The Frenchman, finding himself detected, behaved with great temper and address: be begged she would compose herself, on account of her own reputation, which was extremely dear to him; protesting that he had a most inviolable esteem for her person. His representations had weight with the duenna, who, upon recollection, comprehended the whole affair, and thought it would be her interest to bring matters to an accommodation.
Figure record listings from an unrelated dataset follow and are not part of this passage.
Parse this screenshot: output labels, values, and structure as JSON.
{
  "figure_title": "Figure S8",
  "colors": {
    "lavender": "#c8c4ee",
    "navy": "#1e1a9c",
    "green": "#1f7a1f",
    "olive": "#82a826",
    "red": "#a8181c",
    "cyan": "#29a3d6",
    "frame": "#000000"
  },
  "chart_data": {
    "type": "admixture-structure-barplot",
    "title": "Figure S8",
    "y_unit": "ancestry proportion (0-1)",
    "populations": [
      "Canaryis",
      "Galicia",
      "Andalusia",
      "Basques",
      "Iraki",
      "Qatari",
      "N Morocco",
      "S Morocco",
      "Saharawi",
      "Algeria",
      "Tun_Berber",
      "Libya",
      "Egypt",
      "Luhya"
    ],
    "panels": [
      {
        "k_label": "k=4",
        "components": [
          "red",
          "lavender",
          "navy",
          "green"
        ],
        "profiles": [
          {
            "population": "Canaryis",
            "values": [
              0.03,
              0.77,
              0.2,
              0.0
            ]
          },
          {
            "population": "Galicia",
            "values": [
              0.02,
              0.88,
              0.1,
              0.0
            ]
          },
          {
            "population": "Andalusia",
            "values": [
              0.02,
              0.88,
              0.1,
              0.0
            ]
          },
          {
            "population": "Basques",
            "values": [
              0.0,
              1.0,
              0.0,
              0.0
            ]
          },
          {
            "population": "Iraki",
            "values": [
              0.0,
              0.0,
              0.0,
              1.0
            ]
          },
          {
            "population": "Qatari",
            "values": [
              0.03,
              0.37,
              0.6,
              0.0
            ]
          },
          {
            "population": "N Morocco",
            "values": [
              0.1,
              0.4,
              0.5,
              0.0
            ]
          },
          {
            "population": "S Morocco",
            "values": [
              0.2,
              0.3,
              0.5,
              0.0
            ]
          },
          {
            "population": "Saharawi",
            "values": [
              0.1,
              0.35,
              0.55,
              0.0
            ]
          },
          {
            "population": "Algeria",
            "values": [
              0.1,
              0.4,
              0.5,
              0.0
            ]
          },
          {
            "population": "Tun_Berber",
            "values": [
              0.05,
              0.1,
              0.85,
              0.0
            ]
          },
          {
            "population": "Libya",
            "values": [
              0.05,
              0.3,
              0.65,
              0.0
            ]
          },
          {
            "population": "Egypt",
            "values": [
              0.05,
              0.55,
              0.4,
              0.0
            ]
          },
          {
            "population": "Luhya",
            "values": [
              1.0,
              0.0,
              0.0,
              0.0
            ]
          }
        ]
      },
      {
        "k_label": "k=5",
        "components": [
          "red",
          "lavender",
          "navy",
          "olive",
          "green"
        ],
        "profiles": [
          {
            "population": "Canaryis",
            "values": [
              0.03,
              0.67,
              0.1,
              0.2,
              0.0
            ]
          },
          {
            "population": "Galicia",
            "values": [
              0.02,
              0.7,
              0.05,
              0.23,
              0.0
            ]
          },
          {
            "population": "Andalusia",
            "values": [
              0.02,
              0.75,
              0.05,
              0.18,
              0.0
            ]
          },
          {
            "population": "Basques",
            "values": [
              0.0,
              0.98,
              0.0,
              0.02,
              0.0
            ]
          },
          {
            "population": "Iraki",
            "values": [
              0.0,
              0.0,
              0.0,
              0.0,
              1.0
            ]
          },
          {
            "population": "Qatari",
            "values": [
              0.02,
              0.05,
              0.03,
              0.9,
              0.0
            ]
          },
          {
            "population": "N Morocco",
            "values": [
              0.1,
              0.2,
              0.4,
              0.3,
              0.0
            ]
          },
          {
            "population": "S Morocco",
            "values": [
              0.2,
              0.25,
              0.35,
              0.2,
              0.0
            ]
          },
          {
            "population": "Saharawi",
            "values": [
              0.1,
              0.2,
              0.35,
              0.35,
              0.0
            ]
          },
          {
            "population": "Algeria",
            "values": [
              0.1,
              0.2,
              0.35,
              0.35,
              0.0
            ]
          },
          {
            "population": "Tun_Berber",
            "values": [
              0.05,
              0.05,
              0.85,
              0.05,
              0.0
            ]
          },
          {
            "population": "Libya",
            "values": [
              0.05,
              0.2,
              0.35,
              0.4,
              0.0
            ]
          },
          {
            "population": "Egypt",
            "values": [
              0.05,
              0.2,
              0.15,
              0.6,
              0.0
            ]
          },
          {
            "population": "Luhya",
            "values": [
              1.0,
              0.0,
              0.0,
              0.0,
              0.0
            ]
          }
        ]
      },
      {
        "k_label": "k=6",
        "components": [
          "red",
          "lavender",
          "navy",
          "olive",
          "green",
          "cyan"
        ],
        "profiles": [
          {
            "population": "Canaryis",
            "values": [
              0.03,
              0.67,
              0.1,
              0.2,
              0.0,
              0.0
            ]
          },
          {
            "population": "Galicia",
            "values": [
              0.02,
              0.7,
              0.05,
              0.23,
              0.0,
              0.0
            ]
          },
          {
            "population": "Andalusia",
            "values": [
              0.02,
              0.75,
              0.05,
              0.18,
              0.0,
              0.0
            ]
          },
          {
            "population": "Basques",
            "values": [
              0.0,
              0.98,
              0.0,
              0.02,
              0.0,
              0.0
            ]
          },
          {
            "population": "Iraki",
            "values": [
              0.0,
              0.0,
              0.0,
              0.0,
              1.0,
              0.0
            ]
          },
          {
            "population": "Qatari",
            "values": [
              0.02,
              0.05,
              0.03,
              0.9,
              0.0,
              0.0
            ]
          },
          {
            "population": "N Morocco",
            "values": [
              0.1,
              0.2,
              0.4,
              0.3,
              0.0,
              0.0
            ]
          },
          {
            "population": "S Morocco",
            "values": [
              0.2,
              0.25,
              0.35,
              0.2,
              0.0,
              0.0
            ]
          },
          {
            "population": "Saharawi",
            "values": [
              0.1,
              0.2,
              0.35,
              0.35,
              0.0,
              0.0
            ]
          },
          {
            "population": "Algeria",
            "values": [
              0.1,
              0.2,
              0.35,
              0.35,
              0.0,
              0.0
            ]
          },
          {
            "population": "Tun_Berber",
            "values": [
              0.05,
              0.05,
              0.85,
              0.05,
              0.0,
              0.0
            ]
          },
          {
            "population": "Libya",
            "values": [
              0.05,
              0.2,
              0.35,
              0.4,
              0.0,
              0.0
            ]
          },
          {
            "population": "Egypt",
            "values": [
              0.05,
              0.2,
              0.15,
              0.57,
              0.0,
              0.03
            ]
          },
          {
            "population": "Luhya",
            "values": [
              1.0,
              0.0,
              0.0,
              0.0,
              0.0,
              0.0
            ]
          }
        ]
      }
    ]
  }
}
She therefore admitted the apologies of her bed-fellow, provided he would promise to atone by marriage for the injury she had sustained; and in this particular he set her heart at ease by repeated vows, which he uttered with surprising volubility, though without any intention to perform the least title of their contents.
Peregrine, who had been alarmed by her exclamation, and ran to the door with a view of interposing according to the emergency of the case, overhearing the affair thus compromised, returned to his mistress, who was highly entertained with an account of what had passed, foreseeing that for the future she should be under no difficulty or restriction from the severity of her guard.